Off the Wall

Tomorrow's headlines will be about Benji Marshall being charged with assault - but the real crisis facing the game does not relate to Marshall, or Todd Carney, but the alleged betting rorts of two, and maybe more matches last season.


I was chided by a reader some time ago when I suggested the charging of Ryan Tandy was just the tip of a very large iceberg. But not even I believed it would be as big as it is today - and it may get a whole lot bigger in the coming days.


The issues concerning Marshall and Carney pale into insignificance as far as rugby league is concerned. The allegations of match fixing, or the fixing of aspects of the game on which legal betting takes place, strike at the very integrity of the game.

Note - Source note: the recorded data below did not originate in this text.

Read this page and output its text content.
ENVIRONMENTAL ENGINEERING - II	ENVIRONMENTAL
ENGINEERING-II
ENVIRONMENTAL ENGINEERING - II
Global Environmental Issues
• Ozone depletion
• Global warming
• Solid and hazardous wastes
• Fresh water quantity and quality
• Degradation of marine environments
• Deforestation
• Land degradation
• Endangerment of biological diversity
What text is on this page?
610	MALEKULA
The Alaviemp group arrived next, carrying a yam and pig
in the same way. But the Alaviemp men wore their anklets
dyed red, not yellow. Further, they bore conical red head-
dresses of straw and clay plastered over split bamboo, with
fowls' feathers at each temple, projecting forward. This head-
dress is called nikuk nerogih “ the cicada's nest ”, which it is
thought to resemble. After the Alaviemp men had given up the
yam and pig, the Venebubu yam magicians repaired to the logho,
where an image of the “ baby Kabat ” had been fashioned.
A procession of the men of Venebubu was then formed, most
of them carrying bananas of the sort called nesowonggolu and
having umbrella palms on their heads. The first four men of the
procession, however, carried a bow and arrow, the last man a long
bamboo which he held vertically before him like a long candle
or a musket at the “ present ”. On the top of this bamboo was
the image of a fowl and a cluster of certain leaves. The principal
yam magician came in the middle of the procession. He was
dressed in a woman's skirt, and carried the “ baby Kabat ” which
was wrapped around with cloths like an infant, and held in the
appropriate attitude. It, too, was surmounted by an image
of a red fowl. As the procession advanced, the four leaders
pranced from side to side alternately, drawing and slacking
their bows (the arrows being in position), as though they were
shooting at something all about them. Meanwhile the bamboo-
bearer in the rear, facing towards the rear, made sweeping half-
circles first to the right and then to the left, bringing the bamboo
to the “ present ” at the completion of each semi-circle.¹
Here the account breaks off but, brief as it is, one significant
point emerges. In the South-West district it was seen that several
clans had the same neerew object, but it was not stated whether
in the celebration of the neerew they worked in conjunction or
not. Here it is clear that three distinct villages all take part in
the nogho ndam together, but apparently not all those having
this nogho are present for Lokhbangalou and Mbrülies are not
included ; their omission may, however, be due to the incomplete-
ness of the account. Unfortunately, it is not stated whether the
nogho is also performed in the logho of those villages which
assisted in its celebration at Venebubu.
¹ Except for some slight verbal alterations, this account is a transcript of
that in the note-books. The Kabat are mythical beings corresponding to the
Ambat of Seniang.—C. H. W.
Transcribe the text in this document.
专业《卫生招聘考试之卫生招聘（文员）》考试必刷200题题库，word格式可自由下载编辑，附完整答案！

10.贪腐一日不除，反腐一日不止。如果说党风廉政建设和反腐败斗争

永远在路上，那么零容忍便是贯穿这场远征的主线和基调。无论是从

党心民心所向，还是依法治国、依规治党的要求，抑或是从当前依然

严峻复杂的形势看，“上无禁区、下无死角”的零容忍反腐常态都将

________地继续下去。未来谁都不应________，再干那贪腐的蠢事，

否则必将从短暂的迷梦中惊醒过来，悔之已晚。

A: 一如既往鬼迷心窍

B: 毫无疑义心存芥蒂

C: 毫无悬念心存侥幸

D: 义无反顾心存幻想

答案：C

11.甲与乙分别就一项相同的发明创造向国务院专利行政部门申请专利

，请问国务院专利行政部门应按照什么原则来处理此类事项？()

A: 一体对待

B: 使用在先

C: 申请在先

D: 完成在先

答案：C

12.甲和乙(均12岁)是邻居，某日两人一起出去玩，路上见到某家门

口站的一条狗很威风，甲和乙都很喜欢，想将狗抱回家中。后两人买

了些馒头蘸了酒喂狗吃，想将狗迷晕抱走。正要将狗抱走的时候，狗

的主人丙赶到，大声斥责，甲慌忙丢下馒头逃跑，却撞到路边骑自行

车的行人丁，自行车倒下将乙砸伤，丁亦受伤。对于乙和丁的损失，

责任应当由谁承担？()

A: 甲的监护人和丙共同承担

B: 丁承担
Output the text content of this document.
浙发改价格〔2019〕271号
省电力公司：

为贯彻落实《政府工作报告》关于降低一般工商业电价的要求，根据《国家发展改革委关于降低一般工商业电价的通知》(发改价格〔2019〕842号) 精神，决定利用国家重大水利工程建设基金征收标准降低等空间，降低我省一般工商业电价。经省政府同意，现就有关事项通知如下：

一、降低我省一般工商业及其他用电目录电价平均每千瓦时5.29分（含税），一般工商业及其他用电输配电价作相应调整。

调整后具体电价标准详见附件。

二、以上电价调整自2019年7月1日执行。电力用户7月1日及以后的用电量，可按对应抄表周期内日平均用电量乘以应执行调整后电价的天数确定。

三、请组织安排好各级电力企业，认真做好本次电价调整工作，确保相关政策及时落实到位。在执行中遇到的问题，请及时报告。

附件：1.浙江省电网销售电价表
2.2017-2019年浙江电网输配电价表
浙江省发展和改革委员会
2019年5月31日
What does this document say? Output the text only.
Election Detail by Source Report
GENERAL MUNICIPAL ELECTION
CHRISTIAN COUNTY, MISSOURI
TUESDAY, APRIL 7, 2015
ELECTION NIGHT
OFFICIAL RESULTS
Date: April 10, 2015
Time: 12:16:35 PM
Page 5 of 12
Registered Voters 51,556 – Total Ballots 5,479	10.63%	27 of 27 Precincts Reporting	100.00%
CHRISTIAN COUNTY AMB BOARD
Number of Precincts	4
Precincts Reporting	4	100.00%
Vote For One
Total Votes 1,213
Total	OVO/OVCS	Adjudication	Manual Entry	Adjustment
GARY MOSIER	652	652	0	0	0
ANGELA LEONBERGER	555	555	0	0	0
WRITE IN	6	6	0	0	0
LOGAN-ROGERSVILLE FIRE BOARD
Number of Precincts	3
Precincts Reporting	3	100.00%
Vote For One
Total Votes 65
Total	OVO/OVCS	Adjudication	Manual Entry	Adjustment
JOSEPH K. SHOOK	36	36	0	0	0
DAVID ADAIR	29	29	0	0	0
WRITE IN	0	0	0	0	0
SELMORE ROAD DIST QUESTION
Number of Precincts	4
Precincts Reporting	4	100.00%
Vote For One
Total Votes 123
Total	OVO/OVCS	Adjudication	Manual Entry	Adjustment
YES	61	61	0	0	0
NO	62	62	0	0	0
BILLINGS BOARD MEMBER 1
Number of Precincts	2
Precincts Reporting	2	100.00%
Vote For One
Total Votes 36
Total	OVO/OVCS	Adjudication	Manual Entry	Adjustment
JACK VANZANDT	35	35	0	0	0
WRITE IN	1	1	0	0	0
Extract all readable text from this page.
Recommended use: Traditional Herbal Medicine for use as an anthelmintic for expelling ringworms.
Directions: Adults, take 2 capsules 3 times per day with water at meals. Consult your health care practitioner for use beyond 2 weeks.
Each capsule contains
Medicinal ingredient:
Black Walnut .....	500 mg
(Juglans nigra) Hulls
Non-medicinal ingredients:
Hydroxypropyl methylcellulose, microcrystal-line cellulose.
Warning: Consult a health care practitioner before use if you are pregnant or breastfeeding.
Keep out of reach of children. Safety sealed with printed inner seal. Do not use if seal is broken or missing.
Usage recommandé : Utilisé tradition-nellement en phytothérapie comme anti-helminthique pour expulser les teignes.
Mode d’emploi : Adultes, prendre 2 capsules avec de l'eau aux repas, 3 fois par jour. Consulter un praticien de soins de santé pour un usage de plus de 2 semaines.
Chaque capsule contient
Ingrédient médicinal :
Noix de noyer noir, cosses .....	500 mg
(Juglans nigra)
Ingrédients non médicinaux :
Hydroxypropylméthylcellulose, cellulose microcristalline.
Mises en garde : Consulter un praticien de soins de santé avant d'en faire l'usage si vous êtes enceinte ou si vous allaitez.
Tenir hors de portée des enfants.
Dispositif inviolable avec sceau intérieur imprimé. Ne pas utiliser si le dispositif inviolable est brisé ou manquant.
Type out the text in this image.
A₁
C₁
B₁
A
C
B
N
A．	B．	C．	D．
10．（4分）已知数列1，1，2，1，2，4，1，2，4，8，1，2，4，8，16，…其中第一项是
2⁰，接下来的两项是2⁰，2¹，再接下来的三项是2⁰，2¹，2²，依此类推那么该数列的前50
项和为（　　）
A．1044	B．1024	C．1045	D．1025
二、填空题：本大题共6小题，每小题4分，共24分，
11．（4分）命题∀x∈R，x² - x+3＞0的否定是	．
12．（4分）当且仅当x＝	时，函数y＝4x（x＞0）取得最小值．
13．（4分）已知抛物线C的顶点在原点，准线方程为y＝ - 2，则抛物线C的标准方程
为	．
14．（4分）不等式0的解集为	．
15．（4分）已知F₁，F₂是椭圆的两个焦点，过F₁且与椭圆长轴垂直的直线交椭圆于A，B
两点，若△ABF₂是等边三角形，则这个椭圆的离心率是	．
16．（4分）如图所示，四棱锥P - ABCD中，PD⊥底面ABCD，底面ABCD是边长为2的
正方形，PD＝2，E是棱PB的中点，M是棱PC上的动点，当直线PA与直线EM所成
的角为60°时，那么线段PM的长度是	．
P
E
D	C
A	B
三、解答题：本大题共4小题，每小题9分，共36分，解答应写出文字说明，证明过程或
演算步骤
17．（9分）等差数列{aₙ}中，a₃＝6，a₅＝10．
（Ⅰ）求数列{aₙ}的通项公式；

That is why the NRL needs to move decisively tomorrow to suspend player manager Sam Ayoub from any involvement in NRL player management/contract issues until the serious allegations against him a determined by the courts.


If it does not do so, then Ryan Tandy is entitled to ask why he cannot play for the Bulldogs next weekend?


The argument that there is a difference between players and player managers is nonsense.


A player cannot play in a NRL match without being registered with the NRL. And a player manager cannot represent registered players in contract and other negotiations with NRL clubs unless he is registered by the NRL as well.


If might be a different registration - but it has the same effect.


If it is good enough for the Bulldogs to stand Ryan Tandy down, and the NRL would have stood him down had the club not done so, then the same must happen with Ayoub.


The NRL has a stronger code on player managers than the AFL, which believes the regulation of managers to the player managers association.


Today's Sunday Telegraph story in which Ayoub says he is carrying on as player manager regardless - and holding a meeting with the Bulldogs over player contracts this week ought to be seen as a total snub directed at the NRL.


He cannot be allowed to get away with it.


The game needs, more than at any time in its history, strong and clear leadership. It cannot be seen to be weak in the face of such provocation.


The betting scandal eclipses all else that has been in the headlines. We now know that more than one NRL fixture in 2010 is under scrutiny.


On Friday, the Federal Sports Minister, Senator Mark Arbib, suggested that major sports could reduce the prospects of fraud and rigging by reducing the number of options for betting on a fixture.


That was smart politics. It is something I have suggested in the past.


By making the suggestion Mark Arbib has put the issue firmly where neither the NRL, nor the AFL, nor any other code, want it to be - on the agenda.


There is no way the betting agencies would agree with the suggestion - their turnover is based on the maximum number of options being available for betting before and during games.


And the NRL, more than any other code, would have difficulty enforcing it, given that a majority of NRL clubs now have sponsorship and revenue sharing agreements with betting agencies.


This issue is not going away.


It requires strong and uncompromising leadership from the NRL if it is not to cause lasting and serious damage - and it requires it now.